Challenging Word of the Week (May 8, 2023)

Greetings and salutations, fellow word lovers! It's Monday, so that means it's time for another Challenging Word of the Week! I meant to do this earlier in the day, but work ate my lunch today, so that's why I'm not getting around to this until well after 5 pm!

Anyhoo, this week's word is defalcation. If you're not already familiar with it, take a guess as to what it means. Does defalcation mean:

A) To default on a loan

B) To return a recently purchased item for a specious or spurious reason

C) To misappropriate money

Before I reveal the meaning of this week's word, I'd like to take a brief pause and remind you that these challenging words come to you from the Butter Lamb Reference Library and the book, 2000 Most Challenging and Obscure Words, by Norman W. Schur. 

So, without further delay, here is the answer to this week's challenging word: is C) to misappropriate money. Here's how our buddy Mr. Schur explains it.

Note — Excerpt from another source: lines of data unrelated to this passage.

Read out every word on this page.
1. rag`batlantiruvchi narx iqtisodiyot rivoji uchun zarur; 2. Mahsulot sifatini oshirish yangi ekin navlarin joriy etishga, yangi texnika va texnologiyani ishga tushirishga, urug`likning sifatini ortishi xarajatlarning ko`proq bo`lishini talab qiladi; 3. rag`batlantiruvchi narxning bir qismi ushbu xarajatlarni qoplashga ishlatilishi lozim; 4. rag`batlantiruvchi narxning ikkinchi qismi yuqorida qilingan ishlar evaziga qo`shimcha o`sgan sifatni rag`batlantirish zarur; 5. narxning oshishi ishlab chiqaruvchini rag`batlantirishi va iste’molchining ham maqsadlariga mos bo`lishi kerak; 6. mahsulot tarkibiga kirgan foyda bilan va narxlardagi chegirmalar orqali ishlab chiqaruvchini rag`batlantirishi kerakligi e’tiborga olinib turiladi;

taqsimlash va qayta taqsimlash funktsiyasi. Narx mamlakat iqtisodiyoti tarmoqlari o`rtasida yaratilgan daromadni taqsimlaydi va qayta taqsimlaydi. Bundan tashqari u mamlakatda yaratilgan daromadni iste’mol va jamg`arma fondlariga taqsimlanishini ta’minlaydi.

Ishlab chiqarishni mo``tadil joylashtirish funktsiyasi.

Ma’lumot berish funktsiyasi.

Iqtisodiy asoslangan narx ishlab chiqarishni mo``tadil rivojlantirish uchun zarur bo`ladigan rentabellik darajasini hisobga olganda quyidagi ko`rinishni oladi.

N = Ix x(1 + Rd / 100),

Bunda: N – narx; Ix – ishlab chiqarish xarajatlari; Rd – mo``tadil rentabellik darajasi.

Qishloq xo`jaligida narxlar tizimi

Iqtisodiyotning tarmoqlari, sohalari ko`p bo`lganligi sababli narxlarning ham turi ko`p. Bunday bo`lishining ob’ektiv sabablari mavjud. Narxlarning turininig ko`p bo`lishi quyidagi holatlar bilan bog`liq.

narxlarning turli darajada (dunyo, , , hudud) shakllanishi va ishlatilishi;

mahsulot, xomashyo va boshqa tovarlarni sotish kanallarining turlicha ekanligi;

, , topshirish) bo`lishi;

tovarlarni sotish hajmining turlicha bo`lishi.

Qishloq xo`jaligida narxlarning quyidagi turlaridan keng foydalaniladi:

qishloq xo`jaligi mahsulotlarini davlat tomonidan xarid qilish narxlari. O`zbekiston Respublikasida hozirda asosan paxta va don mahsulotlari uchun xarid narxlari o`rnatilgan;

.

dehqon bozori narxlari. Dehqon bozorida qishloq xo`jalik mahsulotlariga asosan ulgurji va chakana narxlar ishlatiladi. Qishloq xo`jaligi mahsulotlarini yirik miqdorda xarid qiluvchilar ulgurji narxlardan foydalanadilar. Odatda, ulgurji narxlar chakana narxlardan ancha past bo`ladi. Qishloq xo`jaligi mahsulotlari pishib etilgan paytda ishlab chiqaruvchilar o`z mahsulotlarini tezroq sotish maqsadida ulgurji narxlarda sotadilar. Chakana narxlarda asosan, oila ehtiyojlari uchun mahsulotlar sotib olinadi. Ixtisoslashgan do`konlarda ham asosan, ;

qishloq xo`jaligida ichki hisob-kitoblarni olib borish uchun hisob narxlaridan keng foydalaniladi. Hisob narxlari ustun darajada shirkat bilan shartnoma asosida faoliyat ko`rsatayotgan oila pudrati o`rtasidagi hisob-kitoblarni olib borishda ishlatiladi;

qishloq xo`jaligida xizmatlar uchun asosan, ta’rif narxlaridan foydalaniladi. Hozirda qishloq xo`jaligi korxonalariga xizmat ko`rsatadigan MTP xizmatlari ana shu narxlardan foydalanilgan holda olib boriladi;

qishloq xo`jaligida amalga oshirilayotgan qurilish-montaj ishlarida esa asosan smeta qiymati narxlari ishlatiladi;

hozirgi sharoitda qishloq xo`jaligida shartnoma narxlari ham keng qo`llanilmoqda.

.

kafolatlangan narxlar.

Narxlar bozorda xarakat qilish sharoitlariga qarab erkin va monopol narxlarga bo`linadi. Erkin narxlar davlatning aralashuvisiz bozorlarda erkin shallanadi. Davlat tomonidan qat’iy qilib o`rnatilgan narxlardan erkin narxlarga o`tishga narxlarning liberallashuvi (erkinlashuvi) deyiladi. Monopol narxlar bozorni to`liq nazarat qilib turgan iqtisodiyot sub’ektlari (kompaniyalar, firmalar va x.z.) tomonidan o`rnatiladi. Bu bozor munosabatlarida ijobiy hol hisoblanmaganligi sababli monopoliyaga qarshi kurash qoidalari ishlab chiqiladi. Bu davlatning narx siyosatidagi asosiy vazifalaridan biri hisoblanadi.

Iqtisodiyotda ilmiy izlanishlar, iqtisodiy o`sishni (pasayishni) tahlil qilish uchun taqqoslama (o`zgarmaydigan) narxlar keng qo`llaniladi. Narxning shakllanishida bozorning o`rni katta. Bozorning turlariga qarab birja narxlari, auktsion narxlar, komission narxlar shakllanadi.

Defalcation (pronounced dee fal KAY shun) is a noun [that means] misappropriation of money or property by a person holding it in a fiduciary capacity, like a trustee, guardian, public official, or corporate officer. It comes from Middle Latin defalcatio (taking away), based on Latin defalcatus, past participle of defalcare (to cut off). Falx is Latin for "scythe" and its stem, falc-, is the source of our word falcate, meaning "curved," like a scythe or sickle. Scythes cut things off, so defalcators, in their evil way. It's bad enough to steal a stranger's money; defalcation from a trusting soul is worse. A guardian found guilty of defalcation would surely be removed and should go to jail. 

Mr. Schur goes on:

The noun peculation (pek vuh LAY shun) covers a wider area, being applicable to any case of embezzlement. though, like defalcation, it can be applied to misappropriation of public funds, or, more narrowly, to money or property entrusted to one's care. A mayor's peculation of public funds would drive him out of office. Both defalcation and peculation amount to dipping into the till. Peculation and its verb peculate  (PEK yuh late) are from the Latin noun peculatus, based on the past participle of the verb peculari (to embezzle), literally to "make public funds private," (i.e., make them one's own- case of illegal "privatization." In this peculiar case, privatization really amounts to what the American market calls "going public."